Em entrevista à Rádio 10, Martinez Mencionado: “É claro que a iniciativa do governo para erradicar os Andes visa eliminar os vestígios de suborno na deficiência. Esta não é uma reforma administrativa, mas um esquema punitivo.«. “Eles querem dissociar-se do que fizeram e culpar os outros. Querem limpar a lousa dizendo: ‘Agora vamos cuidar disso’, como se os funcionários da ANDIS fossem nomeados pelo Espírito Santo e não eles”, acrescentou.

O governo se confunde com os deficientes

O legislador peronista intensificou as suas críticas e destacou a falta de resposta do governo nacional às reivindicações das pessoas com deficiência. Primeiro, Martinez lembrou que a Câmara dos Deputados excluiu um artigo do projeto orçamentário de 2026, onde a lei emergencial para deficientes foi revogada; E então afirmou-se que o grupo de deficientes «Uma das coisas mais difíceis de se ajustar.

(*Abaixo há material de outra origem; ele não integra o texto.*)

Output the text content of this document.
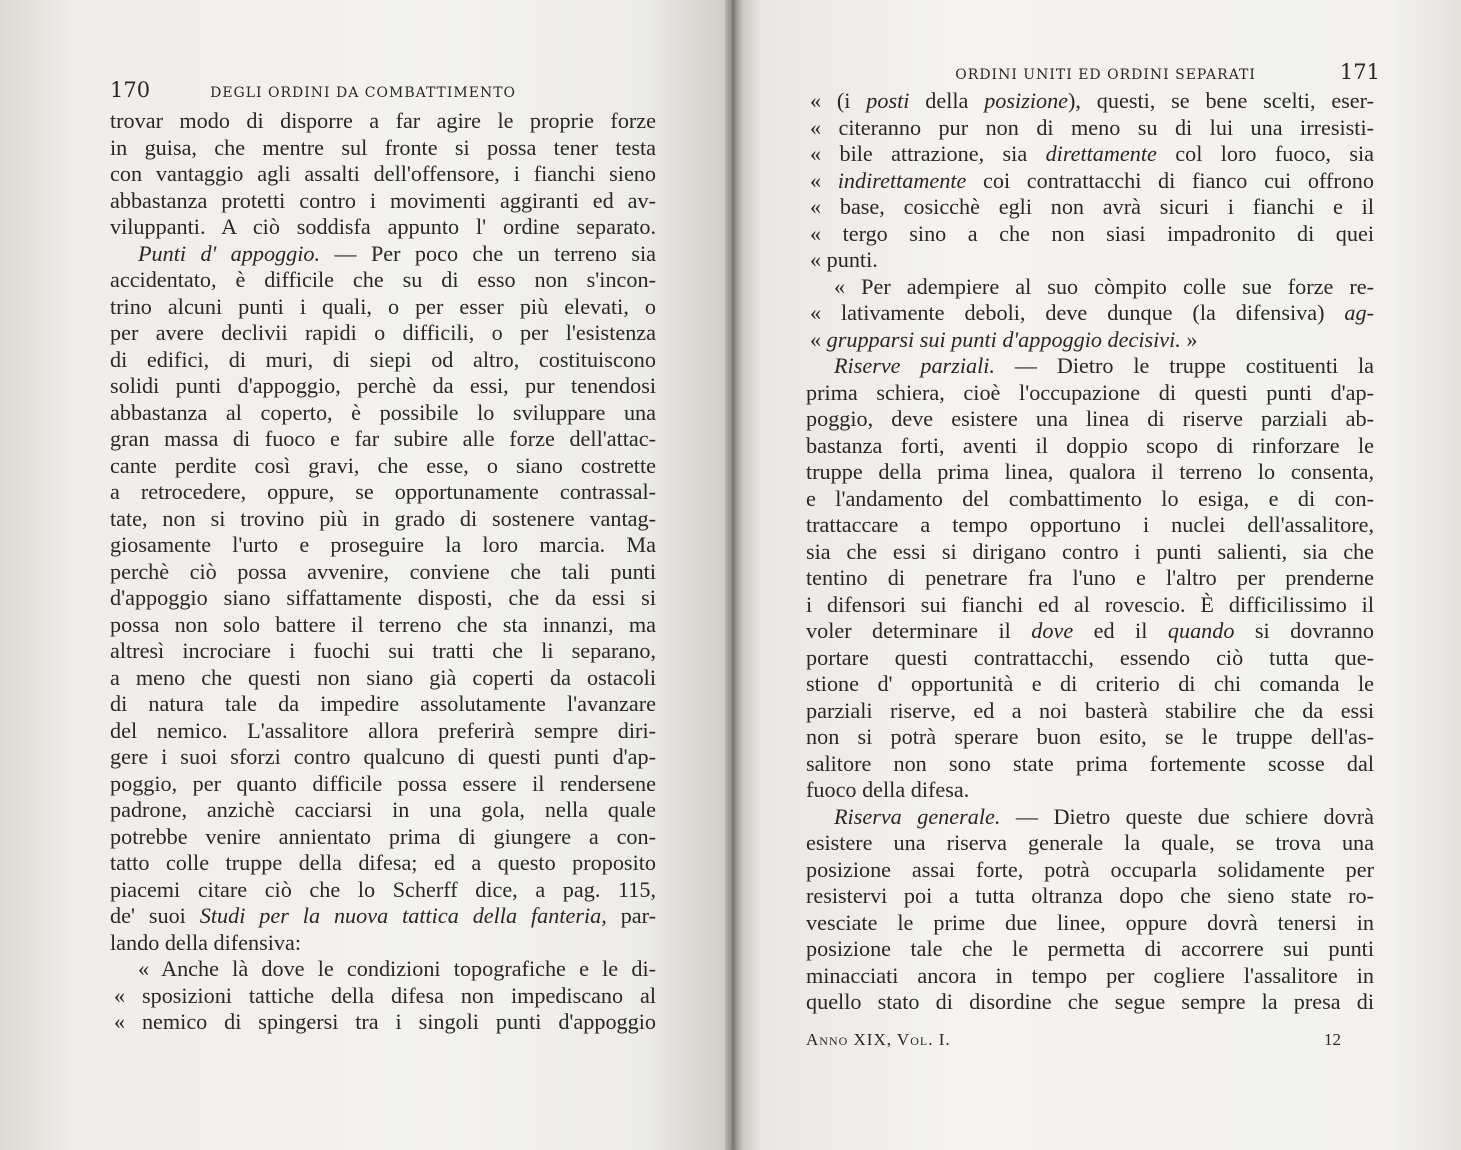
170	DEGLI ORDINI DA COMBATTIMENTO
trovar modo di disporre a far agire le proprie forze
in guisa, che mentre sul fronte si possa tener testa
con vantaggio agli assalti dell'offensore, i fianchi sieno
abbastanza protetti contro i movimenti aggiranti ed av-
viluppanti. A ciò soddisfa appunto l' ordine separato.
Punti d' appoggio. — Per poco che un terreno sia
accidentato, è difficile che su di esso non s'incon-
trino alcuni punti i quali, o per esser più elevati, o
per avere declivii rapidi o difficili, o per l'esistenza
di edifici, di muri, di siepi od altro, costituiscono
solidi punti d'appoggio, perchè da essi, pur tenendosi
abbastanza al coperto, è possibile lo sviluppare una
gran massa di fuoco e far subire alle forze dell'attac-
cante perdite così gravi, che esse, o siano costrette
a retrocedere, oppure, se opportunamente contrassal-
tate, non si trovino più in grado di sostenere vantag-
giosamente l'urto e proseguire la loro marcia. Ma
perchè ciò possa avvenire, conviene che tali punti
d'appoggio siano siffattamente disposti, che da essi si
possa non solo battere il terreno che sta innanzi, ma
altresì incrociare i fuochi sui tratti che li separano,
a meno che questi non siano già coperti da ostacoli
di natura tale da impedire assolutamente l'avanzare
del nemico. L'assalitore allora preferirà sempre diri-
gere i suoi sforzi contro qualcuno di questi punti d'ap-
poggio, per quanto difficile possa essere il rendersene
padrone, anzichè cacciarsi in una gola, nella quale
potrebbe venire annientato prima di giungere a con-
tatto colle truppe della difesa; ed a questo proposito
piacemi citare ciò che lo Scherff dice, a pag. 115,
de' suoi Studi per la nuova tattica della fanteria, par-
lando della difensiva:
« Anche là dove le condizioni topografiche e le di-
« sposizioni tattiche della difesa non impediscano al
« nemico di spingersi tra i singoli punti d'appoggio
ORDINI UNITI ED ORDINI SEPARATI	171
« (i posti della posizione), questi, se bene scelti, eser-
« citeranno pur non di meno su di lui una irresisti-
« bile attrazione, sia direttamente col loro fuoco, sia
« indirettamente coi contrattacchi di fianco cui offrono
« base, cosicchè egli non avrà sicuri i fianchi e il
« tergo sino a che non siasi impadronito di quei
« punti.
« Per adempiere al suo còmpito colle sue forze re-
« lativamente deboli, deve dunque (la difensiva) ag-
« grupparsi sui punti d'appoggio decisivi. »
Riserve parziali. — Dietro le truppe costituenti la
prima schiera, cioè l'occupazione di questi punti d'ap-
poggio, deve esistere una linea di riserve parziali ab-
bastanza forti, aventi il doppio scopo di rinforzare le
truppe della prima linea, qualora il terreno lo consenta,
e l'andamento del combattimento lo esiga, e di con-
trattaccare a tempo opportuno i nuclei dell'assalitore,
sia che essi si dirigano contro i punti salienti, sia che
tentino di penetrare fra l'uno e l'altro per prenderne
i difensori sui fianchi ed al rovescio. È difficilissimo il
voler determinare il dove ed il quando si dovranno
portare questi contrattacchi, essendo ciò tutta que-
stione d' opportunità e di criterio di chi comanda le
parziali riserve, ed a noi basterà stabilire che da essi
non si potrà sperare buon esito, se le truppe dell'as-
salitore non sono state prima fortemente scosse dal
fuoco della difesa.
Riserva generale. — Dietro queste due schiere dovrà
esistere una riserva generale la quale, se trova una
posizione assai forte, potrà occuparla solidamente per
resistervi poi a tutta oltranza dopo che sieno state ro-
vesciate le prime due linee, oppure dovrà tenersi in
posizione tale che le permetta di accorrere sui punti
minacciati ancora in tempo per cogliere l'assalitore in
quello stato di disordine che segue sempre la presa di
Anno XIX, Vol. I.	12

“Não ataca apenas o grupo de pessoas com deficiência, tornando-as uma das principais vítimas do ajustamento; mas agora também quebra a estrutura administrativa que permite dar resposta aos problemas que apresentam. Resumindo: Um desastre“, declarou Martínez.

Anúncio do governo

Na conferência de imprensa de terça-feira. Manuel Adorni anunciou a dissolução da ANDIS e anunciou que o Ministério da Saúde assumiria as funções da organização. A ANDIS foi criada em 2017 como uma organização descentralizada para coordenar políticas públicas para deficiência, mas Ao longo dos anos acumulou toneladas de camadas burocráticas e falta de controle administrativo“, comentou Adorni.

A agência ganhou relevância ao longo de 2025 devido ao escândalo que eclodiu através dos supostos áudios de seu ex-chefe, Diego SpagnuloÉ exposto um esquema de suborno que chega ao Secretário-Geral da Presidência, Karen Miley. Após a divulgação dos áudios, a Justiça Federal passou a investigar seus principais responsáveis ​​e laboratórios pelos altos preços na compra de medicamentos.